Yau’s study revealed a blind spot: people used to think the competition between two neural networks is the essence for GANs’ success, while Yau suggested that the generator and the discriminator have a congruent relation. So after the training of the generator, one should naturally obtain a discriminator accordingly without training. Yau’s work eventually raised interests from another Fields Medal winner, optimal transportation theory expert and cutting-edge AI researcher Cédric Villani. His report “For a Meaningful Artificial Intelligence” provides a lot of inspiring thoughts about AI.
While the explanation for GANs is still developing, another application of differential geometry, Geometry Processing, has already shown its capability. It combines concepts from computer graphics and computer science, applied mathematics and physics, mechanics, and engineering.
If you have heard the story of Klein bottles in topology, then the way differential geometry characterize geometric objects should be no surprise to you. Differential geometry provides numeric characterizations of geometric objects like shapes, surfaces, spaces, manifolds, etc. It provides computers a method to represent objects and to visualize them efficiently. For example, graphics texture compression with the help of differential forms and Hodge theory; image smoothing through Laplace operator.

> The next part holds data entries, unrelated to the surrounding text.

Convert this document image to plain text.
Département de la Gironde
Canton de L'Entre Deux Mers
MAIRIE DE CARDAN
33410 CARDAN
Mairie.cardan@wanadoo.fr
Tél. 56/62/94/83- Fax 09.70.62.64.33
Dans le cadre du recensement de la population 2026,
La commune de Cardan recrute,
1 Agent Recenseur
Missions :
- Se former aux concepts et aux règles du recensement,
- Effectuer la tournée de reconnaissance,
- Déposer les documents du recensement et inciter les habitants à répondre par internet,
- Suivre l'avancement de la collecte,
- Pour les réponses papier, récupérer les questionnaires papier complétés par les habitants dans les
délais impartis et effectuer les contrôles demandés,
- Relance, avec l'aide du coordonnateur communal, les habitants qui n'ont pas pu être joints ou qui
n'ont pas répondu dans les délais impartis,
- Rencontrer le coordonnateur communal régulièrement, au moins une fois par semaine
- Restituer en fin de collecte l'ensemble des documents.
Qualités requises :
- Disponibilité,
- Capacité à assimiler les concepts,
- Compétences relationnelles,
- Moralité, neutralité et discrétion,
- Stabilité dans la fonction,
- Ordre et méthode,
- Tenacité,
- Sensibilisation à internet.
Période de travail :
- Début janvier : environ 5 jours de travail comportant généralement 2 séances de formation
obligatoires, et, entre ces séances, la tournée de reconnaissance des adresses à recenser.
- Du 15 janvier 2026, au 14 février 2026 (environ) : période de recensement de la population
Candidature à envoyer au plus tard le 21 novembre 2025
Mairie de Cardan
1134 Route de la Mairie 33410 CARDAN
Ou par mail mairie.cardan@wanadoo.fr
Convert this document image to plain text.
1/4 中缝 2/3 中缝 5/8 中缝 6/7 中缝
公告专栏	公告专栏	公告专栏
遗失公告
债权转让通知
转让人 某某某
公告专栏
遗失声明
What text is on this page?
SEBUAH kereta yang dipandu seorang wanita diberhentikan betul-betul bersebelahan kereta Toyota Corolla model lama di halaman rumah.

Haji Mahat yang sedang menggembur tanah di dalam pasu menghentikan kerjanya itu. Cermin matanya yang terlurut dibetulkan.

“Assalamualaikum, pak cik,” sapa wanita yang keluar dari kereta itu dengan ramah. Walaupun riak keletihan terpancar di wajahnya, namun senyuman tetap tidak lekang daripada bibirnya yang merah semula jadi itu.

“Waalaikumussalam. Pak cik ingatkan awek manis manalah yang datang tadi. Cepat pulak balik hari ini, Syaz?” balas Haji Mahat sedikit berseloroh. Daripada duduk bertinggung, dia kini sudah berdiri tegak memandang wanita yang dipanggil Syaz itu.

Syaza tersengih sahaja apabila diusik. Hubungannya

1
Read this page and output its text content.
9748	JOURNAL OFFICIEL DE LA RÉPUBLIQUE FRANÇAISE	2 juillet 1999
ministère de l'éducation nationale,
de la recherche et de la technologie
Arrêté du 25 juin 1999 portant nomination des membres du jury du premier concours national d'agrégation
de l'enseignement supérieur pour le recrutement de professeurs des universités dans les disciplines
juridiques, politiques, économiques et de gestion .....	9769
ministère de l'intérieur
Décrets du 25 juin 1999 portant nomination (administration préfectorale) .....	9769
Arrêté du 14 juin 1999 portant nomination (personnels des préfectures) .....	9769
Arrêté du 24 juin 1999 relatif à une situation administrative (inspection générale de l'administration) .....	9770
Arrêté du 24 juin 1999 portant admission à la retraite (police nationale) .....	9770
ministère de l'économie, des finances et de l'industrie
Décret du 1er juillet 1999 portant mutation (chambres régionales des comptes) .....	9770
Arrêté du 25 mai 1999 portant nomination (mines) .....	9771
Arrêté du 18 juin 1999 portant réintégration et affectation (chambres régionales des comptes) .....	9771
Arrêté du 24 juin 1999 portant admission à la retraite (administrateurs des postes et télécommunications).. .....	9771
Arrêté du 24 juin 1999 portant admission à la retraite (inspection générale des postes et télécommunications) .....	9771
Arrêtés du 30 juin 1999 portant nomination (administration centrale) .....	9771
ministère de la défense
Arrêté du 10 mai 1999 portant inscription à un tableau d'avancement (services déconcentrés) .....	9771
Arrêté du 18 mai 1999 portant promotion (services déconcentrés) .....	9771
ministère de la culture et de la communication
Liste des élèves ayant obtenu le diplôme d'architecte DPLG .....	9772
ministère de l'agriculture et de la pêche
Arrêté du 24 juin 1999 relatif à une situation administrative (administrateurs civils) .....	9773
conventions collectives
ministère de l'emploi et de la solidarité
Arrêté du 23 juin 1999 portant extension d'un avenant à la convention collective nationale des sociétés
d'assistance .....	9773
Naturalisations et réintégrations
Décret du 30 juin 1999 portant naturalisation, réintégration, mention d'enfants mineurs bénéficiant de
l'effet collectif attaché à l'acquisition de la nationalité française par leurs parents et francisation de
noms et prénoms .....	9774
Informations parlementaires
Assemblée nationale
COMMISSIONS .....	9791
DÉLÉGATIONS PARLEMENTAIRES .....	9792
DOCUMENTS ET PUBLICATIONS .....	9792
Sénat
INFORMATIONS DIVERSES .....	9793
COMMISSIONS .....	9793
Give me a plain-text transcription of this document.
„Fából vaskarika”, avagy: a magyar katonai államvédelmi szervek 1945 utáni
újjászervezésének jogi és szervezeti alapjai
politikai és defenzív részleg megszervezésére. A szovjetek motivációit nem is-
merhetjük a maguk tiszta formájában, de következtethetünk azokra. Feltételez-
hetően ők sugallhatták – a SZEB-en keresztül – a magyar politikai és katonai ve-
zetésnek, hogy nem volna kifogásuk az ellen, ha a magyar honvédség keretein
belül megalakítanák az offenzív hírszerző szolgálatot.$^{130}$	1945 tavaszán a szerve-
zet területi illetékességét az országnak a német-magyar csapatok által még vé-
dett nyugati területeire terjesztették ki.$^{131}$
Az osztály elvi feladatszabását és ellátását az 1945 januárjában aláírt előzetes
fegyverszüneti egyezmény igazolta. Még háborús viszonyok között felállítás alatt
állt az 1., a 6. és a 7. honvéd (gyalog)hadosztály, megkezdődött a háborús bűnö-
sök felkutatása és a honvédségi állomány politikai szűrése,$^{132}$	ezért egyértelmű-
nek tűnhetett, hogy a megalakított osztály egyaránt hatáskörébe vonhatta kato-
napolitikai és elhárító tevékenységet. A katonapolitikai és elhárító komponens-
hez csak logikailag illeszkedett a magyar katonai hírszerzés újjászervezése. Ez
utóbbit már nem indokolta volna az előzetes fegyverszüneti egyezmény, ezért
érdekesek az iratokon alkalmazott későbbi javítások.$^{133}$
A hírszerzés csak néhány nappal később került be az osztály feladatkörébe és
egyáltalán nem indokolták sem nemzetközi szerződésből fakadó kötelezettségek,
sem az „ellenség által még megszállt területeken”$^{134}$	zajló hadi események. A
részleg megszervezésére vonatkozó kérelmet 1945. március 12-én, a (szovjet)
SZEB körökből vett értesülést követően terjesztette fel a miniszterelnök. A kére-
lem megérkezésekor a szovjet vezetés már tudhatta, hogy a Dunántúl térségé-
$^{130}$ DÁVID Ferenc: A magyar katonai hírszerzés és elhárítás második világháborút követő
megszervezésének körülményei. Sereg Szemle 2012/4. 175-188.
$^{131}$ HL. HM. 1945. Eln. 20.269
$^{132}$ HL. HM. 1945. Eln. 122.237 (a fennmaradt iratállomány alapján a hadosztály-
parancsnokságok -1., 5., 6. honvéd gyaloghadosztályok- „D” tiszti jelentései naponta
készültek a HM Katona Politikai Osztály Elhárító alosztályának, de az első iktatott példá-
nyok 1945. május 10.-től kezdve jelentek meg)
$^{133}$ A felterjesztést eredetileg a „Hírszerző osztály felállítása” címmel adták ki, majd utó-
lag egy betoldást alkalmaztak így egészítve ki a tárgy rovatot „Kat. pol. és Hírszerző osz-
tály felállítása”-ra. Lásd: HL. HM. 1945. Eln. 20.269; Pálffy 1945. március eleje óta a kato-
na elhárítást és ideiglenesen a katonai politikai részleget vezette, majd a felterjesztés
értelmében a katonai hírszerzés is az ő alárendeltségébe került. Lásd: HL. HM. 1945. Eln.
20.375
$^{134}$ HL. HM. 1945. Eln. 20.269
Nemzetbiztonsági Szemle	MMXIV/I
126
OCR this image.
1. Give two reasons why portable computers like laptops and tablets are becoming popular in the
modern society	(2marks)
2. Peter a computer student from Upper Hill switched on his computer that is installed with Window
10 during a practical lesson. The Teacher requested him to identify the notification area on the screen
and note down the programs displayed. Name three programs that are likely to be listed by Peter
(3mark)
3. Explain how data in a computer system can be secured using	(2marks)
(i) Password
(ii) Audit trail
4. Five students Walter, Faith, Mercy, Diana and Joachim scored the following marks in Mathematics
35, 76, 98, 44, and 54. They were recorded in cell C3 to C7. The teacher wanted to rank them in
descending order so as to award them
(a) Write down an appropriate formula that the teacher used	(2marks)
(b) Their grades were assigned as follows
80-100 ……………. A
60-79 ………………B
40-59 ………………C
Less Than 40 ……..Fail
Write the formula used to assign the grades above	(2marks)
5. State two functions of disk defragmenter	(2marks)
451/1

The growing availability of geometry acquisition devices is an important reason why we can implement some of the most abstract mathematical theories into production. That together with a better understanding of the mathematics behind these models have contributed to the realistic pictures and animations we are seeing nowadays.
I used to have the misunderstanding that theoretical mathematics is far from real-world applications, not realizing the importance of mathematical abstraction in industry. However, from a brief glimpse in one aspect of machine learning, one can already see the power of a rigorous mathematical formulation and the wisdom of a theoretical mathematician.
But there is still a big gap between theoretical studies and industrial application. For one thing, communication between researchers and engineers is still hard. The development of mathematics has always been rigorous yet concealed, so the creation of a new theory that fits industrial needs can only be described as a long-lasting meditation. For another, as the scale of collected data growing rapidly, we are also approaching our computational limit.
Again, if this is the technological explosion for our civilization, the computerized materialization of profound mathematical thought is possibly one of the greatest breakthroughs on our way to the technological singularity.